Based on the fact that this proposal would modify the input string (so comments wouldn't appear when the error message spits out the offending line), I'm going to go another direction. I think I can do this directly with sscanf.

jasonmp85 commented 9 years ago

OK, so what I went with was using sscanf to accept a series of characters for the hostname and port so long as they are not #, tab, or space. This looks pretty familiar if you know your regexes: [^# \t]. Quoth the manual:

[     Matches a nonempty sequence of characters from the specified set of
      accepted characters; the next pointer must be a pointer to char, and
      there must be enough room for all the characters in the string, plus a
      terminating NUL character.  The usual skip of leading white space is
      suppressed.  The string is to be made up of characters in (or not in)
      a particular set; the set is defined by the characters between the
      open bracket [ character and a close bracket ] character.  The set
      excludes those characters if the first character after the open
      bracket is a circumflex ^.  To include a close bracket in set, [...]

Since this mode doesn't skip leading whitespace, I changed the argument to sscanf from workerNodeLine (the whole line) to linePointer (which has advanced to the first non-whitespace character).

So this fixes the # character not offset by spaces problem and gets us pretty close to parity with CitusDB's parsing (which, being based on hba.c is too complicated to replicate here).

jasonmp85 commented 9 years ago

I decided to fix the remaining parse bugs.
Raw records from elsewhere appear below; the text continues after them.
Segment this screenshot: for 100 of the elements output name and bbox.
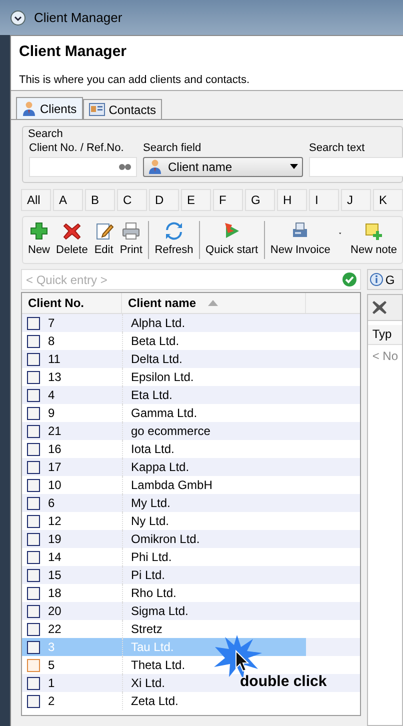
table-cell-text: Delta Ltd.	[131, 351, 182, 368]
table-cell-text: Xi Ltd.	[131, 675, 166, 692]
table-cell-text: 11	[48, 351, 60, 368]
table-cell-text: Rho Ltd.	[131, 585, 176, 602]
search-text-field[interactable]	[309, 156, 403, 176]
letter-filter-button[interactable]: D	[149, 189, 179, 211]
row-checkbox[interactable]	[27, 478, 40, 492]
table-cell-text: 9	[48, 405, 55, 422]
group-label: Search	[28, 127, 63, 142]
plus-icon	[29, 221, 49, 242]
letter-filter-button[interactable]: All	[21, 189, 51, 211]
column-header[interactable]: Client name	[122, 293, 306, 313]
row-checkbox[interactable]	[27, 316, 40, 330]
table-cell-text: 4	[48, 387, 55, 404]
toolbar-button[interactable]: Print	[116, 221, 146, 259]
row-checkbox[interactable]	[27, 352, 40, 366]
cross-icon	[62, 221, 82, 242]
row-checkbox[interactable]	[27, 694, 40, 708]
table-row[interactable]: 15 Pi Ltd.	[22, 566, 360, 584]
letter-filter-button[interactable]: J	[341, 189, 371, 211]
toolbar-button[interactable]: Refresh	[152, 221, 196, 259]
letter-filter-button[interactable]: E	[181, 189, 211, 211]
column-header[interactable]: Typ	[368, 325, 402, 345]
toolbar-button[interactable]: Quick start	[202, 221, 262, 259]
tab[interactable]: Contacts	[82, 99, 162, 119]
table-cell-text: My Ltd.	[131, 495, 170, 512]
quick-entry-field[interactable]: < Quick entry >	[21, 269, 362, 290]
client-number-field[interactable]	[29, 156, 137, 176]
delete-icon[interactable]	[372, 300, 388, 315]
table-cell-text: Sigma Ltd.	[131, 603, 188, 620]
toolbar-button[interactable]: New note	[348, 221, 400, 259]
table-row[interactable]: 21 go ecommerce	[22, 422, 360, 440]
toolbar-button[interactable]: Delete	[53, 221, 91, 259]
letter-filter-button[interactable]: A	[53, 189, 83, 211]
table-cell-text: Gamma Ltd.	[131, 405, 198, 422]
letter-filter-button[interactable]: B	[85, 189, 115, 211]
table-cell-text: 15	[48, 567, 62, 584]
column-header[interactable]: Client No.	[22, 293, 122, 313]
row-checkbox[interactable]	[27, 334, 40, 348]
table-cell-text: 20	[48, 603, 62, 620]
table-cell-text: 7	[48, 315, 55, 332]
page-heading: Client Manager	[19, 42, 128, 62]
table-cell-text: Ny Ltd.	[131, 513, 170, 530]
side-tab[interactable]: G	[367, 269, 403, 290]
table-cell-text: 8	[48, 333, 55, 350]
table-row[interactable]: 7 Alpha Ltd.	[22, 314, 360, 332]
row-checkbox[interactable]	[27, 676, 40, 690]
row-checkbox[interactable]	[27, 622, 40, 636]
toolbar-button[interactable]: New	[25, 221, 54, 259]
empty-text: < No	[371, 348, 399, 365]
table-cell-text: 22	[48, 621, 62, 638]
letter-filter-button[interactable]: C	[117, 189, 147, 211]
table-row[interactable]: 11 Delta Ltd.	[22, 350, 360, 368]
table-row[interactable]: 17 Kappa Ltd.	[22, 458, 360, 476]
row-checkbox[interactable]	[27, 514, 40, 528]
check-icon	[342, 272, 358, 287]
row-checkbox[interactable]	[27, 496, 40, 510]
row-checkbox[interactable]	[27, 550, 40, 564]
letter-filter-button[interactable]: G	[245, 189, 275, 211]
table-row[interactable]: 6 My Ltd.	[22, 494, 360, 512]
table-cell-text: go ecommerce	[131, 423, 210, 440]
letter-filter-button[interactable]: F	[213, 189, 243, 211]
table-row[interactable]: 19 Omikron Ltd.	[22, 530, 360, 548]
table-row[interactable]: 4 Eta Ltd.	[22, 386, 360, 404]
row-checkbox[interactable]	[27, 586, 40, 600]
table-cell-text: Omikron Ltd.	[131, 531, 200, 548]
toolbar-button[interactable]: Edit	[90, 221, 117, 259]
row-checkbox[interactable]	[27, 532, 40, 546]
field-label: Search field	[143, 141, 202, 156]
person-icon	[148, 159, 162, 174]
row-checkbox[interactable]	[27, 442, 40, 456]
dropdown-arrow-icon	[290, 164, 298, 169]
row-checkbox[interactable]	[27, 388, 40, 402]
table-cell-text: Iota Ltd.	[131, 441, 174, 458]
window-menu-icon[interactable]	[10, 10, 26, 26]
person-icon	[22, 101, 36, 116]
printer-icon	[121, 221, 142, 242]
search-field-select[interactable]: Client name	[143, 156, 303, 176]
row-checkbox[interactable]	[27, 406, 40, 420]
row-checkbox[interactable]	[27, 640, 40, 654]
binoculars-icon	[118, 162, 132, 171]
table-cell-text: 12	[48, 513, 62, 530]
contact-card-icon	[88, 103, 105, 116]
table-row[interactable]: 20 Sigma Ltd.	[22, 602, 360, 620]
row-checkbox[interactable]	[27, 460, 40, 474]
tab[interactable]: Clients	[16, 97, 83, 119]
table-cell-text: 14	[48, 549, 62, 566]
row-checkbox[interactable]	[27, 658, 40, 672]
annotation-text: double click	[240, 672, 327, 692]
letter-filter-button[interactable]: I	[309, 189, 339, 211]
row-checkbox[interactable]	[27, 424, 40, 438]
row-checkbox[interactable]	[27, 604, 40, 618]
toolbar-button[interactable]: New Invoice	[267, 221, 334, 259]
info-icon	[370, 273, 384, 286]
letter-filter-button[interactable]: H	[277, 189, 307, 211]
table-cell-text: Zeta Ltd.	[131, 693, 178, 710]
row-checkbox[interactable]	[27, 568, 40, 582]
note-add-icon	[364, 221, 384, 242]
row-checkbox[interactable]	[27, 370, 40, 384]
letter-filter-button[interactable]: K	[373, 189, 403, 211]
Now we reject negative numbers and numbers expressed in anything except decimal. In addition, I discovered fgets leaves trailing newlines in its result, so we need to remove them (similar to what PostgreSQL does in hba.c).

onderkalaci commented 9 years ago

Hey @jasonmp85,

I think the changes are OK now. I only added two minor comments. Feel free to ignore those and merge the change if you think they are irrelevant. But, if you change the code, let me test once more before the merge, since I already have plenty of corner case tests.

jasonmp85 commented 9 years ago

if you change the code, let me test once more before the merge, since I already have plenty of corner case tests

I removed the *nodePortString != '#' check but will merge regardless, since you're right that it's clear from inspection that nodePortString can never begin with a #. The sscanf format we provide uses exclusion to ensure # is never in that field, so if the field was assigned, it cannot include (or start with) a #. Going to merge after the CI tests pass.